Of course, nonsense is what these damn people are all about. I always see a pair of people sneaking about here and there to the corners or behind doors. It's quite obvious what they're doing, even to me.
As someone who's single, not ready to mingle, I'm quite perceptive of everything in the vicinity. Not that I'm paranoid or anything, but I was raised with the stranger danger policy, never trust a man that the streets call a stranger.
Well, not like any of that matters since this is just a place for people to meet, regardless if they know one or another. My sensitivity of my vicinity is just needless caution at this point. Maybe a drink or two will let me relax.
And so, I head to the bar and consume a few drinks. Not sure how people get drunk off taking so few, I can practically pound it and still be fine. People like me? I wouldn't call it egotistical but, I can definitely hold my liquor.

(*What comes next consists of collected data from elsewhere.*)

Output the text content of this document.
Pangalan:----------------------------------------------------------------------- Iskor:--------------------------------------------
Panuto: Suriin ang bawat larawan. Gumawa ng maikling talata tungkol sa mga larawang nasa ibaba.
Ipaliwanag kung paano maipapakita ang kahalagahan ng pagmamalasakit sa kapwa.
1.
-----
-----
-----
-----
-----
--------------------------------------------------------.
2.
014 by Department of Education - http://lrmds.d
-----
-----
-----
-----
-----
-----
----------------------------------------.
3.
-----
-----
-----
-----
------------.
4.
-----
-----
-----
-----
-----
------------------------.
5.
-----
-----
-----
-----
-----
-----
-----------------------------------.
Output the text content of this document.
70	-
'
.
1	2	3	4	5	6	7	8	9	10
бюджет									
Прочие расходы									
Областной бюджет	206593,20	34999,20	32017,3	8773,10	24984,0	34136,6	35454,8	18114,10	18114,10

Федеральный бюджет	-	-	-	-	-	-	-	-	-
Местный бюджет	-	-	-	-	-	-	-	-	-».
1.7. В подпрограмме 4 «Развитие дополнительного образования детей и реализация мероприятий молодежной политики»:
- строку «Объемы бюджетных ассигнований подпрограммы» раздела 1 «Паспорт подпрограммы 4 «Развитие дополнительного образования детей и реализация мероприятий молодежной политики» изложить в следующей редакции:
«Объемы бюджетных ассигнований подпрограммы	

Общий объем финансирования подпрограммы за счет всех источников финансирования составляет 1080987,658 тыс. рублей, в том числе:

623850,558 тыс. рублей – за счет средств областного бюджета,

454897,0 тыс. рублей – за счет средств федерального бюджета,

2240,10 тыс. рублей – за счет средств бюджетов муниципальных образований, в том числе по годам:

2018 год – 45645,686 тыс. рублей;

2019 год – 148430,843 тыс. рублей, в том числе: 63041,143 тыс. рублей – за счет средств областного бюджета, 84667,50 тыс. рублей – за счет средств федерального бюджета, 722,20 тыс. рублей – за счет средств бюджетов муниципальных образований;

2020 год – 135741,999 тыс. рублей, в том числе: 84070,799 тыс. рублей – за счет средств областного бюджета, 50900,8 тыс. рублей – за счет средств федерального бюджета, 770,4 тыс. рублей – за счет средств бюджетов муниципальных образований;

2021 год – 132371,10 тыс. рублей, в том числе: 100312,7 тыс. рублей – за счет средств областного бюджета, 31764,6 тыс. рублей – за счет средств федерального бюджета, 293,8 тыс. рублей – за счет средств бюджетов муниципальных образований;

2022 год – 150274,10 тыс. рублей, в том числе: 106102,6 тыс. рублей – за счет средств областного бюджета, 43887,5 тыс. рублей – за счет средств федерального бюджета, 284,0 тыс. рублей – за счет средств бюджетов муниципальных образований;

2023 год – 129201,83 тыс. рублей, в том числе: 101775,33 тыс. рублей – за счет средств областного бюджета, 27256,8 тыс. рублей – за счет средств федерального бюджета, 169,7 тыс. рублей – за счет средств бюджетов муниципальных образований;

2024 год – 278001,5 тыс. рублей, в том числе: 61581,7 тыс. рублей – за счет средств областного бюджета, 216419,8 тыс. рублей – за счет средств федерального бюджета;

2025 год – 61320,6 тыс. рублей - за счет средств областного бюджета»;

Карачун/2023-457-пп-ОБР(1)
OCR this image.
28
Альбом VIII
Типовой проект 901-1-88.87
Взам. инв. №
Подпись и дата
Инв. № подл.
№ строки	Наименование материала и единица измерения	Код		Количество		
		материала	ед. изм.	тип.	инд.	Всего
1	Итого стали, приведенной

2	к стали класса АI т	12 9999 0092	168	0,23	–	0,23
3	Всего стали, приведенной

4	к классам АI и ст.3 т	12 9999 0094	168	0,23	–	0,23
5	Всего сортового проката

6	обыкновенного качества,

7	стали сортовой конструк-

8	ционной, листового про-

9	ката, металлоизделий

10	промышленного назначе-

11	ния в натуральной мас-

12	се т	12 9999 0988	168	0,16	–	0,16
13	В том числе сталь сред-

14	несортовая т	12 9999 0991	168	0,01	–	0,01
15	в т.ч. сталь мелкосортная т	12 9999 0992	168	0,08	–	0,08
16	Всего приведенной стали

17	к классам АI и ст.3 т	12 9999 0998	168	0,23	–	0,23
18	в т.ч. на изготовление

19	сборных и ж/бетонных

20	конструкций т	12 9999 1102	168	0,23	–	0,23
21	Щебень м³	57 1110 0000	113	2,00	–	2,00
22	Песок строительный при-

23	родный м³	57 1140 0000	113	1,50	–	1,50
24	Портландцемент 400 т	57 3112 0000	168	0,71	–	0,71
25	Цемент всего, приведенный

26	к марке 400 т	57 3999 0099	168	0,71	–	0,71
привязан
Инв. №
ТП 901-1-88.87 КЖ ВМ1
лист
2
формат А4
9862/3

While I sat at the bar, there's constantly people coming and going. But there is this one particular person who just continued to sit there. Just like me, they haven't really moved back into the crowd like the rest of them, she was more similar to me.
I've noticed her ever since she sat down, not because I was paranoid or anything, but simply because she was a stunning woman if I do say so myself.
She was quite tall amongst woman, her dressed had bright colors that just sparked in contrast with the darkness of this party, and her face was quite pretty if I do say so myself, almost good enough to be a model.
Now, I don't want to assume but if I had to guess, she must've gotten tired from the constant partying she was doing since I could see visible sheens of sweat reflecting off her from the mellow lighting near the bar.
As creepy as I might sound, I think I'm just perceptive to people's image, after all, I'm used to the stares myself and I also understand the feeling of being looked at.
And so, I don't linger my gaze at her anymore and continue to look into the crowd. As the time flows and hours go by, I still can't help but notice the lady still there, sitting in peace and quiet.
Though I say peace and quiet, it seems that many people have walked up to her many times, but she always turned them away. I'd assume in scenarios like this, people would be persistent but it seems this lady could just turn anyone away.
I was starting to grow fond of this mysterious woman to be quite frank. She was attractive, yes. She was someone who didn't seem like they'd mingle with anyone, and she looked like someone who could definitely be confident in herself if she wanted to.
The only question I had to ask was,
"Why is she still sitting at the bar?"
I'm not sure if it's me that's the reason, at most we constantly look each other in the eye and then break eye contact. We'd smile and nod at each other sometimes and then continue to both look at the crowd dancing. Of course, I'd assume she was looking in to the crowd with me.
I just can't rationalize what she's thinking?
There's so many things to do at a club that even I'm not sure what else is there. The place wasn't overly large but it was large enough for people to constantly be in movement for hours to come, it hasn't even broken into early morning. At most past midnight.
So, what exactly is this woman thinking? Coming to the club only to sit at the bar? You'd almost think she was just like me, coming along with friends with no further expectations.